Status: Probably HIV-positive

 

“There’s a strong chance that you could be HIV-positive.” 

Up until this point in my life I had tried to do everything in my power to prevent myself from becoming a part of the more than 100,000 people in the United Kingdom living with HIV. I carried and wore condoms, there had only been unprotected sexual activity when I was in committed relationships and only two one-night stand slip-ups - one in upstate New York and the other in London. I did not want to become another African American gay male who contracted the disease that wiped through a generation of sons, brothers, fathers, artists, singers, writers, dancers, politicians and prostitutes in the eighties. According to my mother, this was God’s curse on homosexuals - AIDS.

According to my mother, this was God’s curse on homosexuals - AIDS.

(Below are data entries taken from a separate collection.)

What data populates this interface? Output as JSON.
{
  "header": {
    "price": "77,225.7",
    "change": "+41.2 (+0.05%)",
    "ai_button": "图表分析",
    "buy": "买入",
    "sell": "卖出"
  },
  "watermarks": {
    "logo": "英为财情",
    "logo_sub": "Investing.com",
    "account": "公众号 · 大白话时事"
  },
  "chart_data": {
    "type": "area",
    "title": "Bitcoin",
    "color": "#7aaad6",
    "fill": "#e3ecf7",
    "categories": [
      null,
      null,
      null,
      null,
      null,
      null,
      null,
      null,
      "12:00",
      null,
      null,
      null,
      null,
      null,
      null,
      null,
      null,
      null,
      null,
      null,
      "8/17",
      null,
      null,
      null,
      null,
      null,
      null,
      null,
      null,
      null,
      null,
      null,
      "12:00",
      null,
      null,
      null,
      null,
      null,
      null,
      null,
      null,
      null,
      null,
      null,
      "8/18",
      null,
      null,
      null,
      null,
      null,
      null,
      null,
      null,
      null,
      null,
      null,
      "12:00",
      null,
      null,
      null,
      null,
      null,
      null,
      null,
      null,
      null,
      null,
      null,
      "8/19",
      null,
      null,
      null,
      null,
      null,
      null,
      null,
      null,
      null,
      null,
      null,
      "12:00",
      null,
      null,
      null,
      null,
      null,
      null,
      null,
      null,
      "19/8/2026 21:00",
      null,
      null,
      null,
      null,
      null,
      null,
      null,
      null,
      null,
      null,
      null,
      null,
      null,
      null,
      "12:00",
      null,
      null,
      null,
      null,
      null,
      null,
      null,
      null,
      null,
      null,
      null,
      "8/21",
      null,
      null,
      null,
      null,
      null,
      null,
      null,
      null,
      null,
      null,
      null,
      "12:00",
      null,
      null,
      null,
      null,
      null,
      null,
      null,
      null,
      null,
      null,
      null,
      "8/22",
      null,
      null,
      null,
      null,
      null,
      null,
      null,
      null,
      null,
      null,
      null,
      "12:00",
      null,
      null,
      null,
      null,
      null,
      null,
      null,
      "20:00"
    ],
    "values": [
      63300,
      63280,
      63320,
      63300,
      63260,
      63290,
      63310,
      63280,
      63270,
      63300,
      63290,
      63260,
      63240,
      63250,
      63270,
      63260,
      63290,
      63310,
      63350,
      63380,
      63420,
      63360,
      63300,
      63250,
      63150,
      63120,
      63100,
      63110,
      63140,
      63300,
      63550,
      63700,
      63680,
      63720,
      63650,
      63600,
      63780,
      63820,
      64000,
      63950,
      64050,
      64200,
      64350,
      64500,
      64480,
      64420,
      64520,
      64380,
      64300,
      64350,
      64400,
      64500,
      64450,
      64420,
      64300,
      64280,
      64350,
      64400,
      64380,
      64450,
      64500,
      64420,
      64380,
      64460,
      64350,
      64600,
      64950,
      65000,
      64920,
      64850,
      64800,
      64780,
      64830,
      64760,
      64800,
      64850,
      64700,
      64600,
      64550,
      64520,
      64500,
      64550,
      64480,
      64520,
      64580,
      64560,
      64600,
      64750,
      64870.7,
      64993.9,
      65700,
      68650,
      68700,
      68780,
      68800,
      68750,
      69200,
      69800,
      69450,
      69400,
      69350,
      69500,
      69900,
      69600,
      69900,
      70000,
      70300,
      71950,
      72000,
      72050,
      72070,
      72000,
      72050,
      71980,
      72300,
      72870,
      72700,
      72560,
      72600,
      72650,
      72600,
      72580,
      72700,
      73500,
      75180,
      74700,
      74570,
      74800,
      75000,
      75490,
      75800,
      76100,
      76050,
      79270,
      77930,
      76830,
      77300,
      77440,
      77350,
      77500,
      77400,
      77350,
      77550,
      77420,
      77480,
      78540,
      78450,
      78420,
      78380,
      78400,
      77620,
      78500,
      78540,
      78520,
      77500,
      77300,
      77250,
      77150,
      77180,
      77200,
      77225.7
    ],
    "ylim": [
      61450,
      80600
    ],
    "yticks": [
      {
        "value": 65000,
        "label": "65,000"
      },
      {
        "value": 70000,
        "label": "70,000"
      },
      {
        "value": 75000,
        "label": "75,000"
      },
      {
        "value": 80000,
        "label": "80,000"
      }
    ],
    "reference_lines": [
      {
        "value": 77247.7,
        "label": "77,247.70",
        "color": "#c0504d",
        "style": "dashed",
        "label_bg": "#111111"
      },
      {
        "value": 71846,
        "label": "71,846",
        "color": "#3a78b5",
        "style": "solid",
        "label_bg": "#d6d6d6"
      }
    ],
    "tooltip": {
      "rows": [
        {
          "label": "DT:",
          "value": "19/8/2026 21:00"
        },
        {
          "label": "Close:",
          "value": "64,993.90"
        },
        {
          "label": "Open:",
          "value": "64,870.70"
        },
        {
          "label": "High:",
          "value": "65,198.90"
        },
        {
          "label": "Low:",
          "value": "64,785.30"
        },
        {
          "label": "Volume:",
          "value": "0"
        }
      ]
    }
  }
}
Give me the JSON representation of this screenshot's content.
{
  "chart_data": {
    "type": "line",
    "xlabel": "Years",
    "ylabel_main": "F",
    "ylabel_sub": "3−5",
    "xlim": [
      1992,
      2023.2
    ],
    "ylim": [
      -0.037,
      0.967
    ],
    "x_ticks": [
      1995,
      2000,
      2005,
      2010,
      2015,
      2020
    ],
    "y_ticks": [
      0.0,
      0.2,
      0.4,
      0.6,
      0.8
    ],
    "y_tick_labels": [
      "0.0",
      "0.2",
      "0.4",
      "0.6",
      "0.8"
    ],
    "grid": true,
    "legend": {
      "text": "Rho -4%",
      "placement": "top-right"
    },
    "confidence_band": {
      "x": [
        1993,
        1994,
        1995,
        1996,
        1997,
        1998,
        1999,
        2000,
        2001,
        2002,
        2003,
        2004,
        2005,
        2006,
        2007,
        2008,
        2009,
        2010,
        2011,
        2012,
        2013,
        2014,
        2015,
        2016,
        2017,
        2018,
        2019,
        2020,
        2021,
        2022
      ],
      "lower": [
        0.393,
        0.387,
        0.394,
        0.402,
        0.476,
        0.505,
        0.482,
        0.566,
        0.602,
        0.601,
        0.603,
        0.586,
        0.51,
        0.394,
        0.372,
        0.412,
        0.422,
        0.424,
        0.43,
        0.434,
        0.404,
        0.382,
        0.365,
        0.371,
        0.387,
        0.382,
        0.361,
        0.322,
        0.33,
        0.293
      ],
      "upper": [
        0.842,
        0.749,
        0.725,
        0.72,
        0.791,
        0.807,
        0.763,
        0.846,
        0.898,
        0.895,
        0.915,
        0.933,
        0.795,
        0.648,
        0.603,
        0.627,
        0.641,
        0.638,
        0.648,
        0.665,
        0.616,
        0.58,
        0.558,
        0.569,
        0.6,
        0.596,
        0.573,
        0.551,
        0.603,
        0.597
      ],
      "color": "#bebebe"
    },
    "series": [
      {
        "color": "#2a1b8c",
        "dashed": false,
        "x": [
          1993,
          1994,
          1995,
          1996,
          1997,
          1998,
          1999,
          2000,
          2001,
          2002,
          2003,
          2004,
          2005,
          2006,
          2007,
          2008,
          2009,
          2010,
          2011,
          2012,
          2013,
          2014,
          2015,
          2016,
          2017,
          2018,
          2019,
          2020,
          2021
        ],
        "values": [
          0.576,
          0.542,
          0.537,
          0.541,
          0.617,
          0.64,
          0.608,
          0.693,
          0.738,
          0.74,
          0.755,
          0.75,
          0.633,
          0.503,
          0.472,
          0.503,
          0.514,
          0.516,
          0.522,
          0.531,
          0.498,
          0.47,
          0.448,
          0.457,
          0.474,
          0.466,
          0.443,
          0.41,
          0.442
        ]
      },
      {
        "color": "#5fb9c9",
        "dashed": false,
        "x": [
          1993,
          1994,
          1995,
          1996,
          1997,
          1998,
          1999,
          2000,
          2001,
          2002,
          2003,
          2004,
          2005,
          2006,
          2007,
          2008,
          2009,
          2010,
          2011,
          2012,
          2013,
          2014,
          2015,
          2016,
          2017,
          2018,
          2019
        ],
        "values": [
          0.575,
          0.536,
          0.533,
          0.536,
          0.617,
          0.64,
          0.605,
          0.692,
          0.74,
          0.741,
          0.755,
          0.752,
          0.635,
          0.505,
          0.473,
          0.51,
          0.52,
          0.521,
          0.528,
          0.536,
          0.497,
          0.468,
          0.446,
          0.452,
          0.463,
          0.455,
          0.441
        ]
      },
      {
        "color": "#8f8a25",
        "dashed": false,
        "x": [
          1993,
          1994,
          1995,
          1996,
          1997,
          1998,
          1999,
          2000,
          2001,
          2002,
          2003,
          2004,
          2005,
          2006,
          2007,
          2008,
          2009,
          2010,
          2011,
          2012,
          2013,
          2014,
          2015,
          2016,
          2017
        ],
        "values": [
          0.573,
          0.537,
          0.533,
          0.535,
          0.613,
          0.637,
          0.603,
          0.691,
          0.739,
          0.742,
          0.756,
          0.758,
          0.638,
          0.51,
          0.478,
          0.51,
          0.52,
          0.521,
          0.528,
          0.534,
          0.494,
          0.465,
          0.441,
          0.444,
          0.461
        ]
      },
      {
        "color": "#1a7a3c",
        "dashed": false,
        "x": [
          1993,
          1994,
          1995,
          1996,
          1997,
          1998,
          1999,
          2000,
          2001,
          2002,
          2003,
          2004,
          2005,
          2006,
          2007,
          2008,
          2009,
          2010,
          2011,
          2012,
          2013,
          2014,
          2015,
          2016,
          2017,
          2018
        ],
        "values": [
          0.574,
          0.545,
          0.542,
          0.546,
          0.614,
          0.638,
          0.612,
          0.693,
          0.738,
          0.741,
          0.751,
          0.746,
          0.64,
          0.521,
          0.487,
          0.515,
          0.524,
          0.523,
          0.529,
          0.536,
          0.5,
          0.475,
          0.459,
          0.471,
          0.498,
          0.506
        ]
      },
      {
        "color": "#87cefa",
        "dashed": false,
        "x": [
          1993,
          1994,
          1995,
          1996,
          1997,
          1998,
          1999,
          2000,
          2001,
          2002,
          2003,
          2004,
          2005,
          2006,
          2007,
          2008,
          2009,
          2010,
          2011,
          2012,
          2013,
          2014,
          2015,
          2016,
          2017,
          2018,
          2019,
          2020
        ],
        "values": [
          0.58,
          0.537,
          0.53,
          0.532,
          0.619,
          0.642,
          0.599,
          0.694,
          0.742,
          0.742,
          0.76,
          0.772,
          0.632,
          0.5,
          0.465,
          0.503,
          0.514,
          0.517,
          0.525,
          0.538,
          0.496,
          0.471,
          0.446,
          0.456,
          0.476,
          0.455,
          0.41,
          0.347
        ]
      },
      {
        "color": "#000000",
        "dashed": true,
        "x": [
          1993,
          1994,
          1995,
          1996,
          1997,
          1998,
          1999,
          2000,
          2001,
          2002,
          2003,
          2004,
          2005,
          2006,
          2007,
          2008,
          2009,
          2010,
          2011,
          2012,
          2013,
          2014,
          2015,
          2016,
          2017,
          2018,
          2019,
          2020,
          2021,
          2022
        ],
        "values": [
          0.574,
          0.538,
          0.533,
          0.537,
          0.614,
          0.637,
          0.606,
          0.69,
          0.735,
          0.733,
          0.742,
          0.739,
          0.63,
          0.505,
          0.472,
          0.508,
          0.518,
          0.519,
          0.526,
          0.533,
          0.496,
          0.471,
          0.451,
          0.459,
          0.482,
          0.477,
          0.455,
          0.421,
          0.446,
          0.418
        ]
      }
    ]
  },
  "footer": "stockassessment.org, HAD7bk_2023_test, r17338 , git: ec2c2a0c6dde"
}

Yet those words “strong chance” were to become my inescapable reality. An interlude of sex texts and romantic words on Grindr led me to someone who I thought was Mr. Right - someone I actually did not know at all. In the heat of the moment - like so many men and women - I allowed him to penetrate me without a condom after only just meeting him. I had convinced myself I trusted him. I asked, of course, if he had condoms and lube - he had lube, but no condoms. Lured by passion, I chose to leave aside that precaution. Red flag number one - any gay man that does not have condoms in his flat probably routinely participates in bareback sex - a fact revealed to me by the nurse, who was filled with revelations, one of them being my new status that I was probably HIV-positive. 

However, in the world of modern medicine, where cloned mice and stem cell created body organs are normal water-cooler chatter, there is perhaps a cure for those exposed to HIV. Because my infected partner was kind enough to tell me only a few hours later after our sexual encounter that he was positive, I made the 72-hour cut off to be prescribed Post Exposure Prophylaxis (PEP).

This wasn’t my first encounter with HIV though. As I mentioned, I had previously penetrated a man in London, who allowed me to do so, again without a condom, after only just meeting him - red flag number two. If a gay man allows you to top him without a condom, this is another sign that he normally participates in bareback sex and is at greater risk of being positive. Midway through penetration, reality had slapped me in the face and I quickly asked - “Oh, by the way are you HIV-positive?” His reply, “Yes, but I’m undetectable.” I withdrew, and fast - but the damage had been done.

A debate between my flatmate and I after this first incident had led me to the hospital in the wee hours of the morning to be met by an African doctor who scanned me with eyes filled with absolute disgust as he asked me the routine questions - “Do you normally participate in anal sex?” and “Do you take illegal drugs during sexual activity?” I had sat trembling, feeling like a statistic as he slid me a box filled with horse pills. In this instance, because I was the top or the penetrator and my partner was undetectable, my risks of contracting the disease were very low. So I had opted not to take the PEP on this occasion, afraid of the side effects, which I’ll explain later, and met good fortune finding out three months later that the disease had not managed to invade my body.

However, in the second instance, because I was the bottom, the risks were higher of a possible infection and, upon speaking with doctors in the 72-hour window of time granted, I was strongly advised to take the medication. Five pills a day, three at night and two in the evening for 30 days - sounds pretty simple right? No, because these pills cause hallucinations, vomiting, chronic diarrhoea, headaches, upset stomachs, insomnia and depression - symptoms I would have to live with for the 30-day treatment. However, with an 80% medically proven success rate, I’d have to take the consequences for my irresponsible actions.

The medication literally tore me apart physically and emotionally. The decision to stop taking the medication had the potential to change my ‘probably’ status into ‘definite’.

In the end, I only lasted two weeks on the medication. It literally tore me apart physically and emotionally. The decision to stop taking the medication had the potential to change my ‘probably’ status into ‘definite’ - PEP works by killing off the HIV virus before it duplicates itself in your system, preventing it from spreading and further replicating itself to a level where eradication is not possible. 

The final two weeks when I should’ve been taking medication were spent in a dark, deep depression. I feared this time I would not be spared and fate would take its course. My mother’s prediction of me catching HIV would become a reality. I never prayed so hard in my life and, as I waited patiently for the results from my final routine check up three months later, tears rolled down my face. The nurse looked at me - another statistic - with a face that had probably seen more tears and felt more trembles then she could remember.


Sir, you're negative.

 

[“Undetectable” is the term used when a person that has been diagnosed as HIV-positive has undergone antiretroviral therapy (ART) and has achieved undetectable levels. The risk of a person diagnosed as HIV-positive transmitting the disease is dependent on their level. For someone that has an undetectable viral load, there is a 96 percent reduction in the risk of transmission. As long as the person is acquiescent with their ART medication, once they have achieved an undetectable status, it can be possible for them to remain at this level.]